意地悪な口調でリュパン団長が指摘する。彼女はどうにもこの文官が気に喰わないようで、事あるごとにこうして嫌味を言っているのだった。


「……」


 しばし黙り込んだ後、モラクス氏は僕とリュパン団長を交互に見た。そして、気が重い様子で口を開く。
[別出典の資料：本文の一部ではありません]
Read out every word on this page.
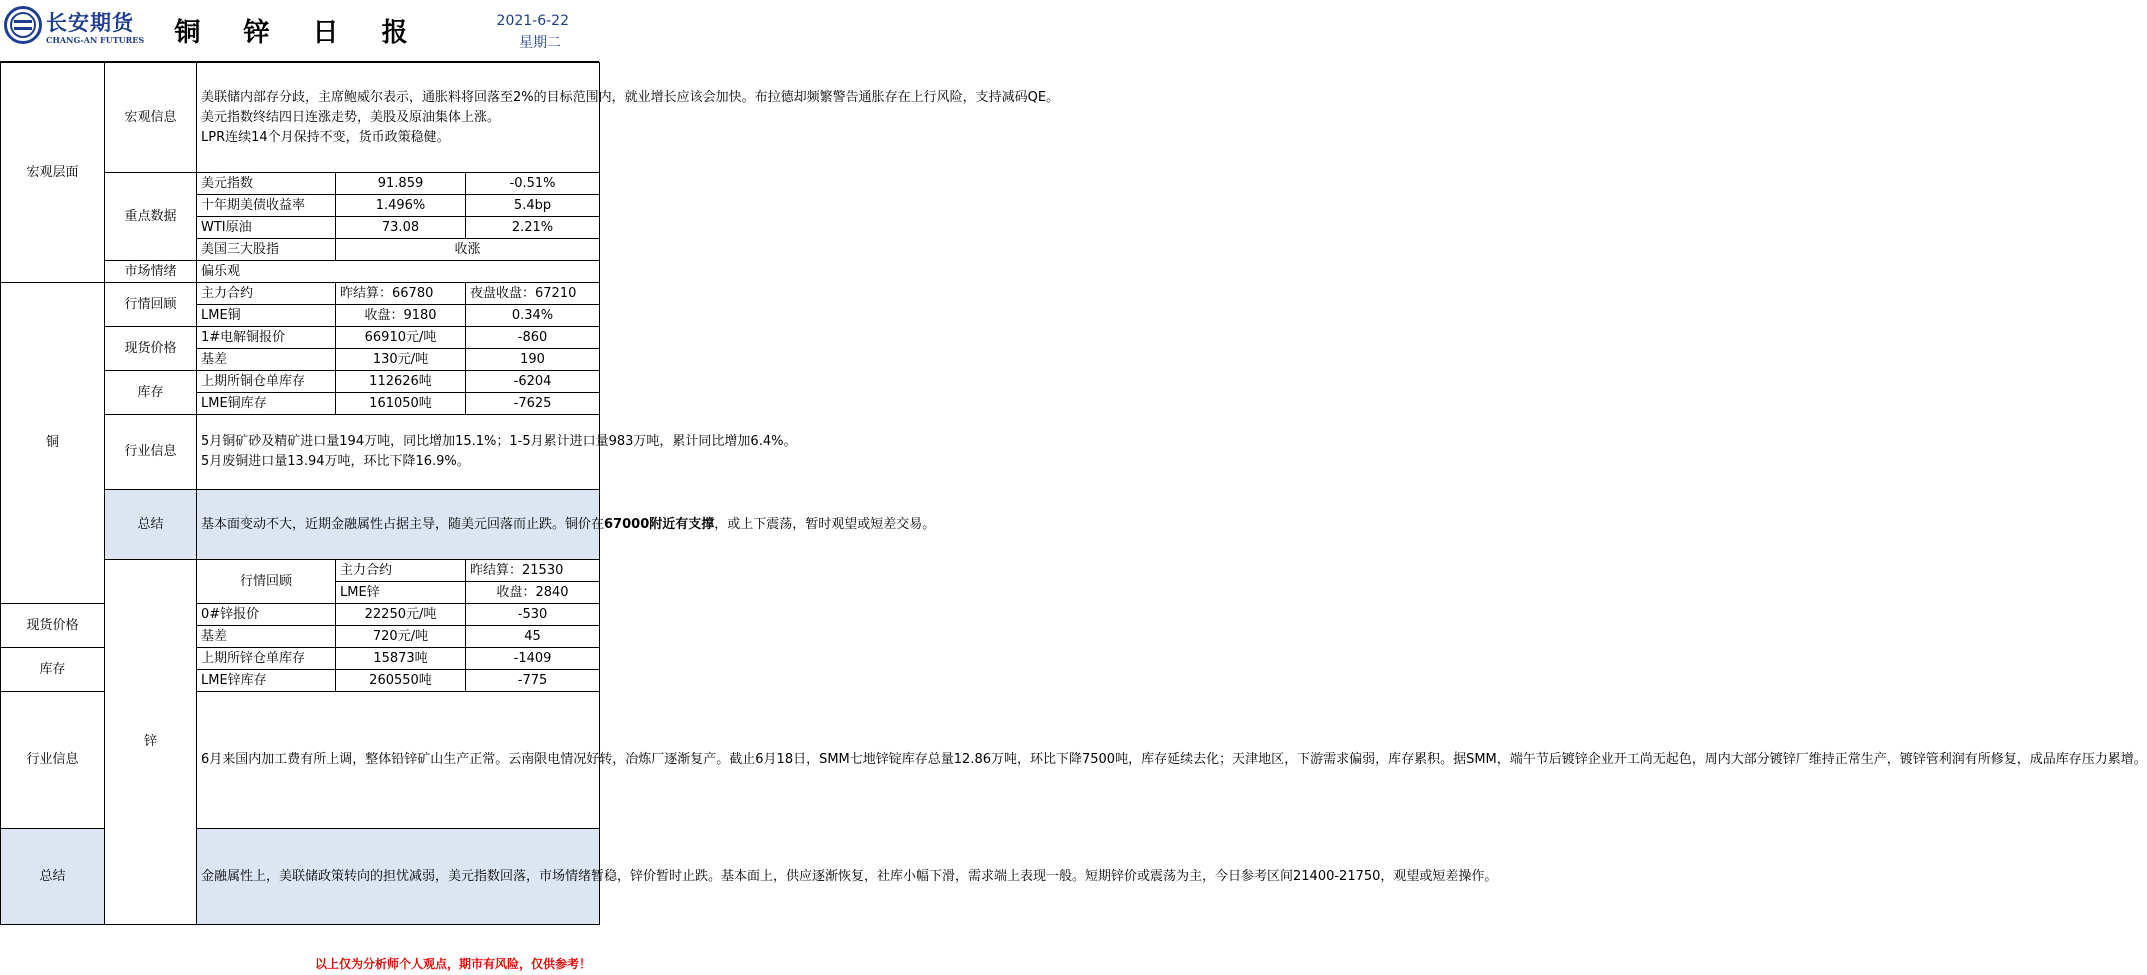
长安期货
CHANG-AN FUTURES	铜 锌 日 报	2021-6-22
星期二
宏观层面	宏观信息	美联储内部存分歧，主席鲍威尔表示，通胀料将回落至2%的目标范围内，就业增长应该会加快。布拉德却频繁警告通胀存在上行风险，支持减码QE。
美元指数终结四日连涨走势，美股及原油集体上涨。
LPR连续14个月保持不变，货币政策稳健。			
	重点数据	美元指数	91.859	-0.51%	
		十年期美债收益率	1.496%	5.4bp	
		WTI原油	73.08	2.21%	
		美国三大股指	收涨		
	市场情绪	偏乐观			
铜	行情回顾	主力合约	昨结算：66780	夜盘收盘：67210	
		LME铜	收盘：9180	0.34%	
	现货价格	1#电解铜报价	66910元/吨	-860	
		基差	130元/吨	190	
	库存	上期所铜仓单库存	112626吨	-6204	
		LME铜库存	161050吨	-7625	
	行业信息	5月铜矿砂及精矿进口量194万吨，同比增加15.1%；1-5月累计进口量983万吨，累计同比增加6.4%。
5月废铜进口量13.94万吨，环比下降16.9%。			
	总结	基本面变动不大，近期金融属性占据主导，随美元回落而止跌。铜价在67000附近有支撑，或上下震荡，暂时观望或短差交易。			
	锌	行情回顾	主力合约	昨结算：21530	
			LME锌	收盘：2840	
现货价格		0#锌报价	22250元/吨	-530	
		基差	720元/吨	45	
库存		上期所锌仓单库存	15873吨	-1409	
		LME锌库存	260550吨	-775	
行业信息		6月来国内加工费有所上调，整体铅锌矿山生产正常。云南限电情况好转，冶炼厂逐渐复产。截止6月18日，SMM七地锌锭库存总量12.86万吨，环比下降7500吨，库存延续去化；天津地区，下游需求偏弱，库存累积。据SMM，端午节后镀锌企业开工尚无起色，周内大部分镀锌厂维持正常生产，镀锌管利润有所修复，成品库存压力累增。			
总结		金融属性上，美联储政策转向的担忧减弱，美元指数回落，市场情绪暂稳，锌价暂时止跌。基本面上，供应逐渐恢复，社库小幅下滑，需求端上表现一般。短期锌价或震荡为主，今日参考区间21400-21750，观望或短差操作。			
以上仅为分析师个人观点，期市有风险，仅供参考！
「もしエムズハーフェン選帝侯と再び干戈を交えることになったとして。……勝利は掴めますか?」


「相手が選帝侯閣下の軍だけであれば」


 僕が何かを言うより早く、リュパン団長が即答した。これに関しては僕も同感だったが、これ以上戦いたくねぇなぁというのが正直なところだ。こちとら、ミュリン戦から連戦続きなのだ。いい加減、この無益な戦争からは足抜けしたい。

 いい加減兵らも休ませてやりたいし、何より弾薬類がとうとう底をついてしまった。根拠地から遠く離れたこのエムズハーフェン領では、弾薬の再補給も一苦労だ。これはもう、攻勢限界と判断するほかない。僕はリュパン団長の方をチラリと見て、「同感です」と同調した。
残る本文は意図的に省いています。